Je pense que quand on décide de faire ce métier, il faut accepter ça aussi, ça fait partie du gameQuand on choisit de s’exposer, ou en tout cas, d’exposer son travail, il faut admettre de recevoir les bons commentaires comme les mauvais. Après, en toute franchise, ce n’est pas toujours facile ! Avec mon caractère, la moindre critique ou méchanceté peut me faire ruminer pendant un mois et me faire oublier tous les autres compliments pourtant magnifiques ! (rires) Ce que je propose est tellement sincère et personnel que mes réactions peuvent parfois être décuplées si je suis blessée… Et FMLP est vraiment né à cause de ça… Un soir, je suis rentrée chez moi après une journée de merde où j’avais eu la sensation de me prendre plein d’uppercuts en pleine tête de tous les côtés. Tu sais, toutes ces petites agressions du quotidien, ces petites contrariétés qui, accumulées, te donnent envie d’hurler ou de pleurer ! (rires) J’ai alors appelé mon auteur – Dobriski – et on venait grosso modo de passer la même journée pourrie ! (rires) Ça nous a donné l’idée d’écrire une chanson sur ce thème-là qui est complètement universel ! On a tous envie de dire à un moment ou à un autre : « foutez-moi la paix » non pas pour râler mais pour avoir une trêve qui nous permette de rester positif ! La méchanceté et la bêtise ont toujours existé mais avec les réseaux sociaux, on assiste parfois un déchaînement et c’est en effet un nouveau comportement assez violent qu’il faut apprendre à prendre en compte si on ne veut pas s’effondrer… Cette chanson, elle est destinée à tous les gens qui, comme moi, prônent le positif, la paix et la tolérance !

 

Un projet à écouter maintenant et peut-être à découvrir sur scène un jour…

J’adore le processus de création et d’enregistrement en studio mais je vis pour la scène ! C’est là où je me sens bien, vraie, vivante et où je peux déconner avec le public, l’entendre, le voir, le sentir… Ça a un effet boomerang que tu ne retrouves nulle part ailleurs. Pendant le confinement j’ai essayé de faire des petits live mais ça n’a strictement rien à voir avec un concert, c’est hyper frustrant ! J’ai hâte de pouvoir revivre ça mais avec la période que l’on est en train de vivre, je sais que monter une tournée va être compliqué. Tu ne peux rien programmer, tu cales des dates et deux mois plus tard, elles se retrouvent annulées à cause d’un nouveau confinement ! Et encore, j’estime que j’ai de la chance car mon projet vient tout juste de sortir.
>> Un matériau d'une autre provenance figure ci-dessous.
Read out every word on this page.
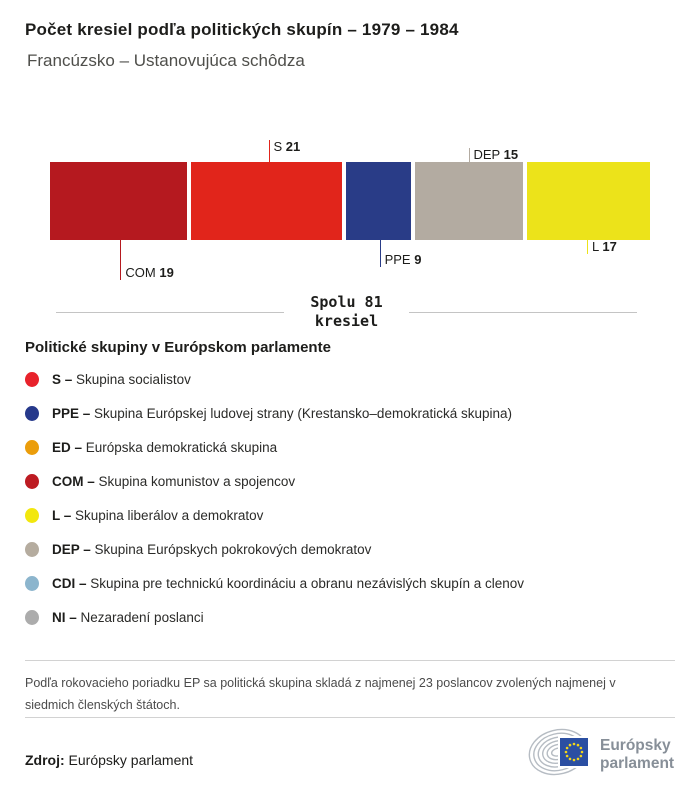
Počet kresiel podľa politických skupín – 1979 – 1984
Francúzsko – Ustanovujúca schôdza
COM 19
S 21
PPE 9
DEP 15
L 17
Spolu 81
kresiel
Politické skupiny v Európskom parlamente
S – Skupina socialistov
PPE – Skupina Európskej ludovej strany (Krestansko–demokratická skupina)
ED – Európska demokratická skupina
COM – Skupina komunistov a spojencov
L – Skupina liberálov a demokratov
DEP – Skupina Európskych pokrokových demokratov
CDI – Skupina pre technickú koordináciu a obranu nezávislých skupín a clenov
NI – Nezaradení poslanci
Podľa rokovacieho poriadku EP sa politická skupina skladá z najmenej 23 poslancov zvolených najmenej v siedmich členských štátoch.
Zdroj: Európsky parlament
Európsky
parlament
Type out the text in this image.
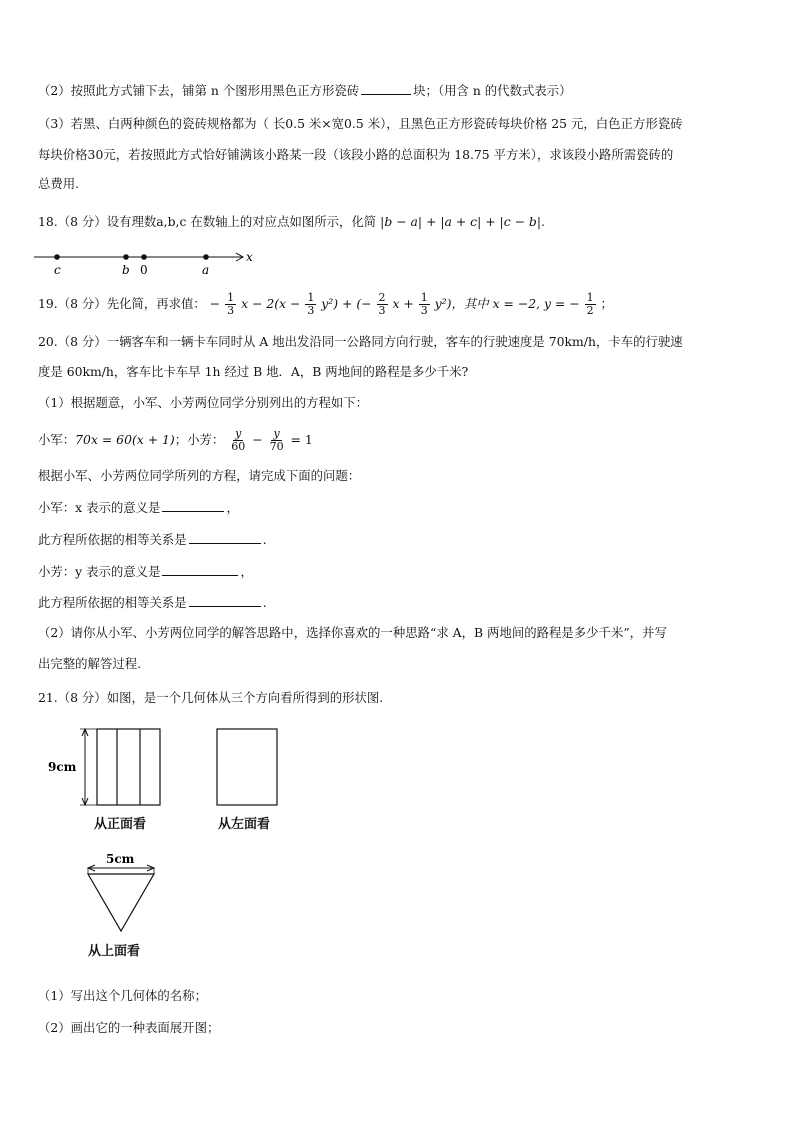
（2）按照此方式铺下去，铺第 n 个图形用黑色正方形瓷砖	块；（用含 n 的代数式表示）
（3）若黑、白两种颜色的瓷砖规格都为（ 长0.5 米×宽0.5 米），且黑色正方形瓷砖每块价格 25 元，白色正方形瓷砖
每块价格30元，若按照此方式恰好铺满该小路某一段（该段小路的总面积为 18.75 平方米），求该段小路所需瓷砖的
总费用.
18.（8 分）设有理数a,b,c 在数轴上的对应点如图所示，化简 |b − a| + |a + c| + |c − b|.
c	b 0	a
x
19.（8 分）先化简，再求值： − $\frac{1}{3}$ $x - 2(x - \frac{1}{3} y^2)$ + (− $\frac{2}{3}$ $x + \frac{1}{3} y^2$)，其中 x = −2, y = − $\frac{1}{2}$ ；
20.（8 分）一辆客车和一辆卡车同时从 A 地出发沿同一公路同方向行驶，客车的行驶速度是 70km/h，卡车的行驶速
度是 60km/h，客车比卡车早 1h 经过 B 地．A，B 两地间的路程是多少千米?
（1）根据题意，小军、小芳两位同学分别列出的方程如下：
小军：70x = 60(x + 1)；小芳： $\frac{y}{60} - \frac{y}{70} = 1$
根据小军、小芳两位同学所列的方程，请完成下面的问题：
小军：x 表示的意义是	，
此方程所依据的相等关系是	.
小芳：y 表示的意义是	，
此方程所依据的相等关系是	.
（2）请你从小军、小芳两位同学的解答思路中，选择你喜欢的一种思路“求 A，B 两地间的路程是多少千米”，并写
出完整的解答过程.
21.（8 分）如图，是一个几何体从三个方向看所得到的形状图.
9cm
5cm
从正面看	从左面看
从上面看
（1）写出这个几何体的名称；
（2）画出它的一种表面展开图；
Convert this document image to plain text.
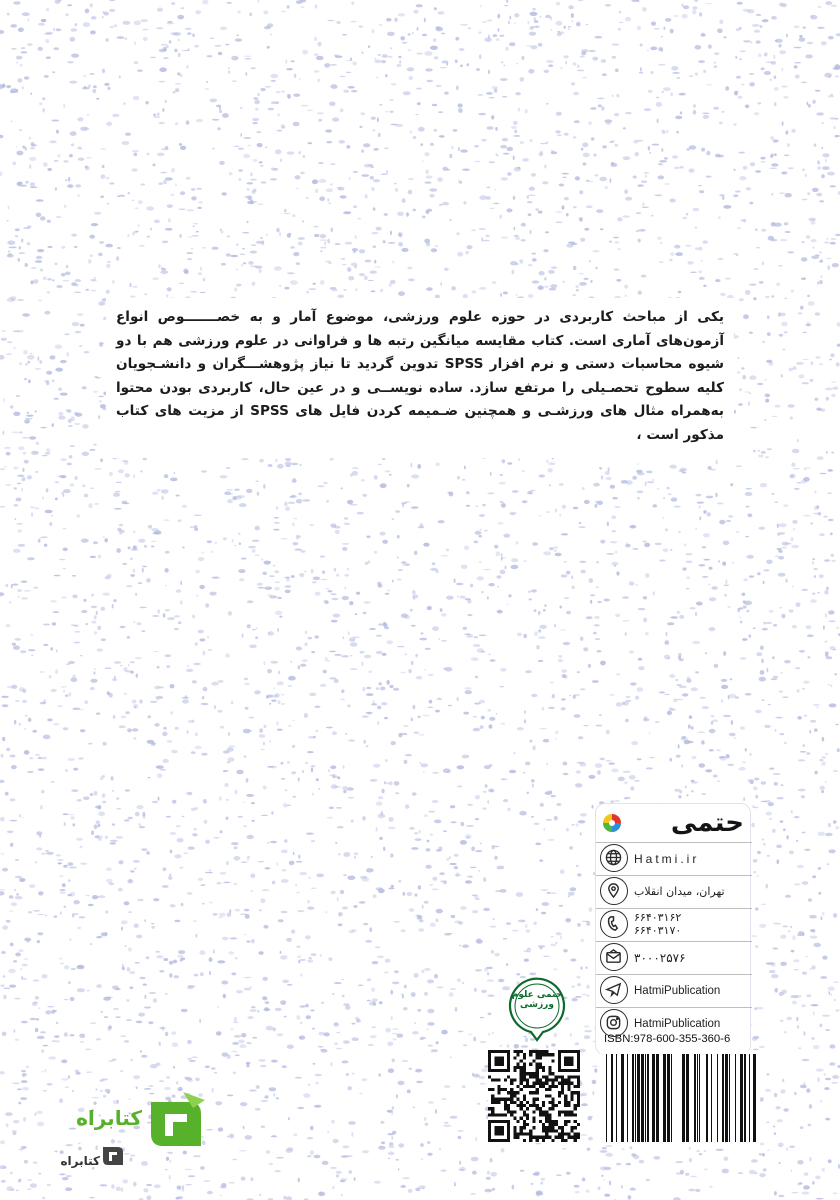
یکی از مباحث کاربردی در حوزه علوم ورزشی، موضوع آمار و به خصـــــــوص انواع آزمون‌های آماری است. کتاب مقایسه میانگین رتبه ها و فراوانی در علوم ورزشی هم با دو شیوه محاسبات دستی و نرم افزار SPSS تدوین گردید تا نیاز پژوهشـــگران و دانشـجویان کلیه سطوح تحصـیلی را مرتفع سازد. ساده نویســی و در عین حال، کاربردی بودن محتوا به‌همراه مثال های ورزشـی و همچنین ضـمیمه کردن فایل های SPSS از مزیت های کتاب مذکور است ،

حتمی
Hatmi.ir
تهران، میدان انقلاب
۶۶۴۰۳۱۶۲
۶۶۴۰۳۱۷۰
۳۰۰۰۲۵۷۶
HatmiPublication
HatmiPublication
ISBN:978-600-355-360-6
حتمی علوم ورزشی
کتابراه
کتابراه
D’autres artistes comme Hoshi attendent depuis plus d’un an de pouvoir défendre leur album sur scène…

Et en dehors de ton projet, on pourra t’écouter dans le film Aline de Valérie Lemercier dont la sortie est décalée au 10 novembre 2021… Une évocation de Céline Dion mais pas une imitation…

Le directeur de casting m’a demandé de coller le plus possible aux chansons de Céline Dion et, à force d’aller travailler en studio avec Valérie et le reste de l’équipe mais aussi de m’imprégner de l’histoire du film, j’ai fini par trouver « la » voix. Ça a été un travail passionnant et hyper enrichissant car Valérie Lemercier m’a réellement coachée comme une actrice et m’a aidé à trouver une vraie voix pour Aline. Il fallait qu’on comprenne que c’était une histoire inspirée de la vie de Céline Dion, qu’on retrouve ses chansons sans les dénaturer mais traiter Aline comme une artiste à part entière, avec sa propre identité vocale. De toute façon, il est littéralement impossible de chanter comme Céline Dion ! (rires) J’ai trouvé ce traitement intelligent parce qu’on respecte la chanteuse et on ne froisse pas ses fans. Céline Dion est vivante, unique, elle a ses tics, ses mimiques et sa gestuelle, elle seule peut réunir tout ça.

Un enregistrement, j’imagine, assez particulier…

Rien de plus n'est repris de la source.